Space-Time Fresnel Prism

TL;DR

This paper introduces a practical space-time Fresnel prism design that enables nonreciprocal frequency conversion in metamaterials without requiring impractically large structures, advancing applications in microwave and optical systems.

Contribution

It proposes a space-time transposition of the Fresnel prism that simplifies implementation of space-time metamaterials by re-injecting modulation periodically, overcoming size limitations of previous designs.

Findings

Enables nonreciprocal frequency conversion with finite structures

Provides a scalable approach extendable to various modulations

Facilitates practical development of space-time metamaterials

Abstract

Space-time modulation-based metamaterials have recently spurred considerable interest, owing to the fundamental addition of the time dimension to the medium parameters, and resulting novel properties and potential applications. However, the implementation of most related structures -- e.g., involving step, slab or gradient discontinuities -- has been hindered by the impossible requirement of infinitely or prohibitively large device sizes.

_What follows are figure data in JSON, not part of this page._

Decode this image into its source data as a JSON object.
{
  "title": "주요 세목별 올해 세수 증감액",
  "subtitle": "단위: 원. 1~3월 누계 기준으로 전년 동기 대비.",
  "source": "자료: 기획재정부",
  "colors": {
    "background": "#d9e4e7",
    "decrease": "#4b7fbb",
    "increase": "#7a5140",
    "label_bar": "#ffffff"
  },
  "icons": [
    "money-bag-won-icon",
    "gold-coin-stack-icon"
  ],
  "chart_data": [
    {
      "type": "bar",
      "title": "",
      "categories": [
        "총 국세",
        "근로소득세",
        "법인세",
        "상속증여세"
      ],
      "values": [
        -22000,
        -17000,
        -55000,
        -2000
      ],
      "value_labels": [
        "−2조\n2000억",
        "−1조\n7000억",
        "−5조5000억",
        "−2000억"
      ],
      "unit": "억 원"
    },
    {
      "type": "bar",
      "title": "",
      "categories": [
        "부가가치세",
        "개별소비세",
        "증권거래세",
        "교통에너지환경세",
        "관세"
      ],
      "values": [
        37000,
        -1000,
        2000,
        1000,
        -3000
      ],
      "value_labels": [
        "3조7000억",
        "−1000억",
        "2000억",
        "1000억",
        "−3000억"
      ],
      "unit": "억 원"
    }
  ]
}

We provide here a solution to this issue, consisting in a space-time transposition of the conventional Fresnel prism, whereby a copy of the target modulation is periodically re-injected at the input of a Fresnel-reduced finite structure, so as to provide the same anharmonic and nonreciprocal frequency conversion as the target space-time interface in the case of a modulation step. This concept, which may readily extend to slab or gradient modulations, as well as accelerated profiles for space-time chirping operations, may pave the way for the practical development of a wide range of novel microwave and optical space-time systems.